Much to our delight, nearly eighty people of all shapes and sizes quickly filled the room. In fact, it was so packed that we rushed to put out additional chairs [an accommodation for the leg users who did not bring their own], spilling into the open space we had reserved for the reception.
The panel was deeply emotional, filled with both laughter and sorrow as close friends and colleagues shared their memories of Paul Longmore. While the panelists were speaking, Longmore Institute friend and supporter Corbett O'Toole passed me a note. Since she has already saved us from many unanticipated pitfalls of inaccessibility, I immediately unfolded the note with a sense of foreboding. The note read: "I'm concerned about these chairs in the back.

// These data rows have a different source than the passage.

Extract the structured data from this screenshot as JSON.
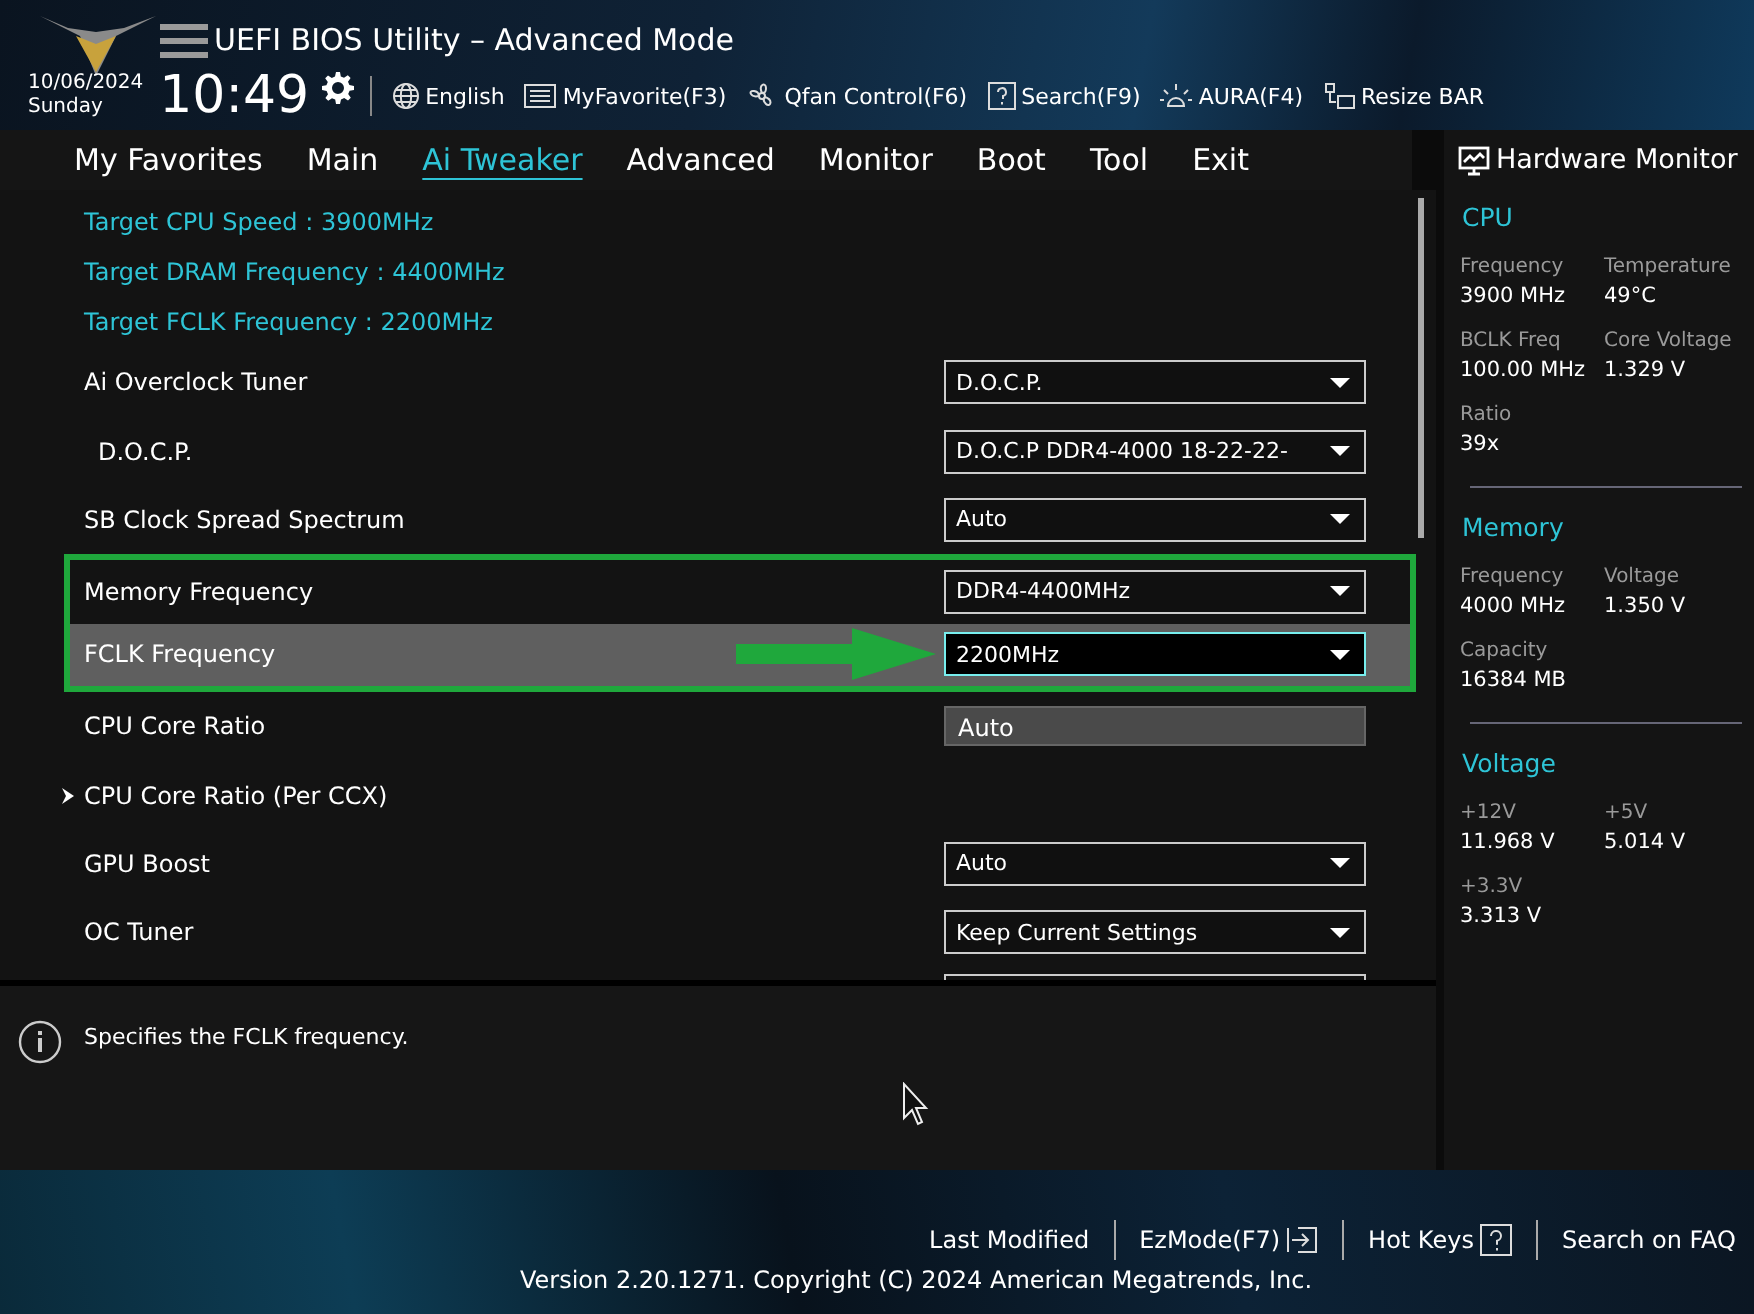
{
  "header": {
    "title": "UEFI BIOS Utility – Advanced Mode",
    "date": "10/06/2024",
    "day": "Sunday",
    "time": "10:49",
    "tools": [
      {
        "kind": "globe",
        "label": "English"
      },
      {
        "kind": "favorite",
        "label": "MyFavorite(F3)"
      },
      {
        "kind": "fan",
        "label": "Qfan Control(F6)"
      },
      {
        "kind": "search",
        "label": "Search(F9)"
      },
      {
        "kind": "aura",
        "label": "AURA(F4)"
      },
      {
        "kind": "resize",
        "label": "Resize BAR"
      }
    ]
  },
  "tabs": [
    {
      "label": "My Favorites",
      "selected": false
    },
    {
      "label": "Main",
      "selected": false
    },
    {
      "label": "Ai Tweaker",
      "selected": true
    },
    {
      "label": "Advanced",
      "selected": false
    },
    {
      "label": "Monitor",
      "selected": false
    },
    {
      "label": "Boot",
      "selected": false
    },
    {
      "label": "Tool",
      "selected": false
    },
    {
      "label": "Exit",
      "selected": false
    }
  ],
  "settings": [
    {
      "kind": "info",
      "label": "Target CPU Speed : 3900MHz"
    },
    {
      "kind": "info",
      "label": "Target DRAM Frequency : 4400MHz"
    },
    {
      "kind": "info",
      "label": "Target FCLK Frequency : 2200MHz"
    },
    {
      "kind": "dropdown",
      "label": "Ai Overclock Tuner",
      "value": "D.O.C.P.",
      "selected": false,
      "highlighted": false,
      "arrow": false
    },
    {
      "kind": "dropdown",
      "label": "D.O.C.P.",
      "value": "D.O.C.P DDR4-4000 18-22-22-",
      "indented": true,
      "selected": false,
      "highlighted": false,
      "arrow": false
    },
    {
      "kind": "dropdown",
      "label": "SB Clock Spread Spectrum",
      "value": "Auto",
      "selected": false,
      "highlighted": false,
      "arrow": false
    },
    {
      "kind": "dropdown",
      "label": "Memory Frequency",
      "value": "DDR4-4400MHz",
      "selected": false,
      "highlighted": true,
      "arrow": false
    },
    {
      "kind": "dropdown",
      "label": "FCLK Frequency",
      "value": "2200MHz",
      "selected": true,
      "highlighted": true,
      "arrow": true
    },
    {
      "kind": "readonly",
      "label": "CPU Core Ratio",
      "value": "Auto",
      "selected": false,
      "highlighted": false,
      "arrow": false
    },
    {
      "kind": "submenu",
      "label": "CPU Core Ratio (Per CCX)",
      "selected": false,
      "highlighted": false,
      "arrow": false
    },
    {
      "kind": "dropdown",
      "label": "GPU Boost",
      "value": "Auto",
      "selected": false,
      "highlighted": false,
      "arrow": false
    },
    {
      "kind": "dropdown",
      "label": "OC Tuner",
      "value": "Keep Current Settings",
      "selected": false,
      "highlighted": false,
      "arrow": false
    }
  ],
  "help": {
    "text": "Specifies the FCLK frequency."
  },
  "hardware_monitor": {
    "title": "Hardware Monitor",
    "sections": [
      {
        "title": "CPU",
        "items": [
          {
            "label": "Frequency",
            "value": "3900 MHz"
          },
          {
            "label": "Temperature",
            "value": "49°C"
          },
          {
            "label": "BCLK Freq",
            "value": "100.00 MHz"
          },
          {
            "label": "Core Voltage",
            "value": "1.329 V"
          },
          {
            "label": "Ratio",
            "value": "39x"
          }
        ]
      },
      {
        "title": "Memory",
        "items": [
          {
            "label": "Frequency",
            "value": "4000 MHz"
          },
          {
            "label": "Voltage",
            "value": "1.350 V"
          },
          {
            "label": "Capacity",
            "value": "16384 MB"
          }
        ]
      },
      {
        "title": "Voltage",
        "items": [
          {
            "label": "+12V",
            "value": "11.968 V"
          },
          {
            "label": "+5V",
            "value": "5.014 V"
          },
          {
            "label": "+3.3V",
            "value": "3.313 V"
          }
        ]
      }
    ]
  },
  "footer": {
    "links": [
      {
        "kind": "plain",
        "label": "Last Modified"
      },
      {
        "kind": "exit",
        "label": "EzMode(F7)"
      },
      {
        "kind": "help",
        "label": "Hot Keys"
      },
      {
        "kind": "plain",
        "label": "Search on FAQ"
      }
    ],
    "version": "Version 2.20.1271. Copyright (C) 2024 American Megatrends, Inc."
  }
}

You don't want anything in the way of a crip and their food and wine." Grateful, we whisked away the chairs the moment the panel ended, and whew, our refreshments were accessible for all.
I offer these behind-the-scenes moments for they illustrate an important lesson that often gets neglected when we talk about access for people with disabilities: thinking about access only gets you half way there. To go the rest of the way, you must also think about culture. Many have argued that disabled people have a culture, just like other minority groups (the institute's founder Paul Longmore liked to say that this culture even involves a cuisine: fast food!). Corbett's friendly reminder - this crowd will not be shy about grabbing those hors d’oeurves you're offering, so plan accordingly! - provided yet another example to back this up.
As we continue to push our events to make each one more accessible than the last, may they also be supportive of and contributing to disability culture.